Python后端+原生前端打造PDF缩略图浏览器的全栈实战
一、项目背景与需求
日常工作中,本地磁盘往往会积累大量 PDF 文档(报告、论文、合同等)。文件管理器的列表视图无法直观预览内容,而专业 PDF 软件又过于笨重。于是有了这个项目的需求:
- 扫描指定文件夹(含子目录)下的所有 PDF
- 缩略图展示每份文档的第一页
- 搜索文件名、按日期筛选
- 收藏常用文档,多选打包下载
- 零依赖部署:双击即可运行
技术选型:
- 后端:Python 内置
http.server+ SQLite(零第三方依赖) - 前端:原生 HTML/CSS/JS + PDF.js CDN
- 启动:Windows Batch 脚本

二、后端架构设计(serve.py)
后端只用一个文件 serve.py,核心职责有三:
- 提供 REST API(PDF 列表、收藏、设置、打包下载)
- 静态文件服务(
index.html和 PDF 文件本身) - SQLite 缓存与增量同步
2.1 SQLite 缓存层
不使用 JSON 文件存储,而是直接上 SQLite,原因很实际:
- 查询快:
SELECT * FROM pdfs ORDER BY name比遍历 JSON 快得多 - 增量同步:通过
mtime判断文件是否变化,避免每次全量扫描 - 结构化:收藏、设置各一张表,关系清晰
# 表结构
CREATE TABLE pdfs (
id INTEGER PRIMARY KEY AUTOINCREMENT,
path TEXT UNIQUE NOT NULL, -- 相对路径,如 "report/2024.pdf"
name TEXT NOT NULL,
mtime REAL NOT NULL, -- 修改时间戳,用于增量判断
date TEXT NOT NULL, -- 格式化日期 "2024-01-15"
size INTEGER NOT NULL,
folder TEXT -- 所属子目录
);
CREATE TABLE favorites (
path TEXT UNIQUE NOT NULL
);
CREATE TABLE settings (
key TEXT PRIMARY KEY,
value TEXT NOT NULL
);增量同步算法(scan_and_sync):
def scan_and_sync(source_folder):
scanned = {} # 本次扫描结果
for root, dirs, files in os.walk(source_folder):
for file in files:
if file.lower().endswith('.pdf'):
rel_path = os.path.relpath(full_path, source_folder)
scanned[rel_path] = {
'path': rel_path,
'name': file,
'mtime': stat.st_mtime,
...
}
# 数据库已有数据
db_rows = {row['path']: row['mtime'] for row in cursor}
# 三向同步:删除不存在的、新增/修改变化的
for db_path in db_rows:
if db_path not in scanned:
conn.execute('DELETE FROM pdfs WHERE path=?', (db_path,))
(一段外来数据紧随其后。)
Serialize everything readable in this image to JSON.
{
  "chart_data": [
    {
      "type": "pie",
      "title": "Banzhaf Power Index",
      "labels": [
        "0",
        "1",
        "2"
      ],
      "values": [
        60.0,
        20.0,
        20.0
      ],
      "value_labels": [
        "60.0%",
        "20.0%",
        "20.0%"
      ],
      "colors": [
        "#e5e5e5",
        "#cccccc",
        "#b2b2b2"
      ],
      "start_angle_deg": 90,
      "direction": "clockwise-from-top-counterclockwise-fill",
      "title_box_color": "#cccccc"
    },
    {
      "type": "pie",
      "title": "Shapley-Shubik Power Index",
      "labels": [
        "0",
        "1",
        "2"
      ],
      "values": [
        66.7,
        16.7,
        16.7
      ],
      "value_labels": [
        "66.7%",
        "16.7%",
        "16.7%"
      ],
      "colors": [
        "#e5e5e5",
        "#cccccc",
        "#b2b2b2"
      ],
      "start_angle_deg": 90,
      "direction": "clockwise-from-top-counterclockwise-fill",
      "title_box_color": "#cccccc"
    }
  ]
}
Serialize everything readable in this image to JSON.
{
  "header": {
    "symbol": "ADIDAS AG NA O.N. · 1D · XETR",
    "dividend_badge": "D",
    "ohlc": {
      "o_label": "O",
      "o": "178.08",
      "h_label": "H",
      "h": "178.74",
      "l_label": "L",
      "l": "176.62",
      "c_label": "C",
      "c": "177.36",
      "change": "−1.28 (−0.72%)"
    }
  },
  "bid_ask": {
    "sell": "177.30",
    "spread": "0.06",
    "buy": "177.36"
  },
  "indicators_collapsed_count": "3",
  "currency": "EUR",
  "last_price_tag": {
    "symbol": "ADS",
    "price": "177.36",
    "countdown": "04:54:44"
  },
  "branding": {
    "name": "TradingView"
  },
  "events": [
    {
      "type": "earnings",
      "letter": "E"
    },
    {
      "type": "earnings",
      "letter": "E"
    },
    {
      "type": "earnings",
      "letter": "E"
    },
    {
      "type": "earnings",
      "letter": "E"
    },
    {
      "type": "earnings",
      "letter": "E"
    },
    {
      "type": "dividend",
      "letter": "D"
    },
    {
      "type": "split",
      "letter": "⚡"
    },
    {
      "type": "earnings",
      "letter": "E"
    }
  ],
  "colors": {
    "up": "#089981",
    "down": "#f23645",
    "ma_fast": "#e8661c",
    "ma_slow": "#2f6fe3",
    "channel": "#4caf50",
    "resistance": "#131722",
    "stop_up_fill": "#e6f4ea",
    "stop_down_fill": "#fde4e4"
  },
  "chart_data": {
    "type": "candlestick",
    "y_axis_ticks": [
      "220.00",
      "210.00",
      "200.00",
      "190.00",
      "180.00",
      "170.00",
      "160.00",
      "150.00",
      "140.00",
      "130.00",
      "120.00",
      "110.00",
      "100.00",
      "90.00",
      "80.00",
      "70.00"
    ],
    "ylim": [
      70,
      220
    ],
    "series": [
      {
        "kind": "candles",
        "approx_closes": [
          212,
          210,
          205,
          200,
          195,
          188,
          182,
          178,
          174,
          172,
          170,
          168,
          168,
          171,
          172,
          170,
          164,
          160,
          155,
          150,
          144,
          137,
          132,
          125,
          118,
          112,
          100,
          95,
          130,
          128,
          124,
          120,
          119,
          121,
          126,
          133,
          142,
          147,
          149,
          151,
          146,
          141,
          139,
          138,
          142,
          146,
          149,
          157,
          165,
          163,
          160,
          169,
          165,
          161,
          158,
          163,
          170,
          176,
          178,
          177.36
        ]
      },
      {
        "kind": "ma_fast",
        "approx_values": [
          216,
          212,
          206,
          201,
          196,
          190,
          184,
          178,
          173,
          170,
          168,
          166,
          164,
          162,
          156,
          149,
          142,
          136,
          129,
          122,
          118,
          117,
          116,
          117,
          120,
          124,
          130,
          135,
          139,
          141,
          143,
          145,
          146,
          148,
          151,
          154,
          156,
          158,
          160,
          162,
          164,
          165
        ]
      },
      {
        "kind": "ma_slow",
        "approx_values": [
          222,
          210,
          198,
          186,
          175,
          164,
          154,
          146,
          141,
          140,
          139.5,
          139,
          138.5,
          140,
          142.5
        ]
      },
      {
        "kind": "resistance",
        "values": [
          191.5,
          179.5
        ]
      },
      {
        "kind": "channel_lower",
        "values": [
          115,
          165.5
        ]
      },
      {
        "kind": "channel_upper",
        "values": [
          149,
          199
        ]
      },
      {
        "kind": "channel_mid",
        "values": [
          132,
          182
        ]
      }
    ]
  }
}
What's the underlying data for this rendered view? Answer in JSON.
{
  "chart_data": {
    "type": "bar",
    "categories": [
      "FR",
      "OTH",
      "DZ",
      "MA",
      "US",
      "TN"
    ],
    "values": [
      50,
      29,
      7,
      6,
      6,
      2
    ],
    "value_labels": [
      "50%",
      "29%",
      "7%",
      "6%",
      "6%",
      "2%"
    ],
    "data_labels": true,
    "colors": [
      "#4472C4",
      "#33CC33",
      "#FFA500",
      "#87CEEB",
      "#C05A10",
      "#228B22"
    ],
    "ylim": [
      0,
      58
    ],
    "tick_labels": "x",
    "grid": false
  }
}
for path, info in scanned.items():
if path not in db_rows or db_rows[path] != info['mtime']:
conn.execute('INSERT OR REPLACE INTO pdfs ...', (...))
亮点在于用 mtime 做版本判断,只有文件新增、删除或修改时间变化时才写库,60 个 PDF 的扫描从秒级降到毫秒级。
2.2 REST API 设计
| 接口 | 方法 | 说明 |
|---|---|---|
/api/pdfs | GET | 从数据库读取所有 PDF 信息 |
/api/refresh | GET | 手动触发文件系统扫描并同步 |
/api/favorites | GET/POST/DELETE | 收藏列表 CRUD |
/api/settings | GET/POST | 读取/保存设置 |
/api/download | POST | 接收路径列表,打包 ZIP 返回 |
所有接口统一通过 _send_json 返回 JSON,并设置 CORS 头:
def _send_json(self, data, status=200):
self.send_response(status)
self.send_header('Content-type', 'application/json; charset=utf-8')
self.send_header('Access-Control-Allow-Origin', '*')
self.end_headers()
self.wfile.write(json.dumps(data, ensure_ascii=False).encode('utf-8'))
2.3 路径映射:一个容易被忽视的细节
重写 translate_path 是为了解决一个真实问题:前端文件(index.html)和 PDF 文件可能不在同一目录。
用户希望把 serve.py 放在工具目录,而 PDF 放在其他文件夹。因此:
/和/index.html→ 从当前工作目录提供- 其他文件(PDF)→ 从
sourceFolder设置的路径提供
def translate_path(self, path):
if path.startswith('/api/'):
return super().translate_path(path)
path = unquote(path) # 关键!URL 解码中文路径
if path in ('/', '/index.html', '/favicon.ico'):
return os.path.join(os.getcwd(), path.lstrip('/'))
source = get_setting('sourceFolder', '.')
return os.path.join(os.path.abspath(source), path.lstrip('/'))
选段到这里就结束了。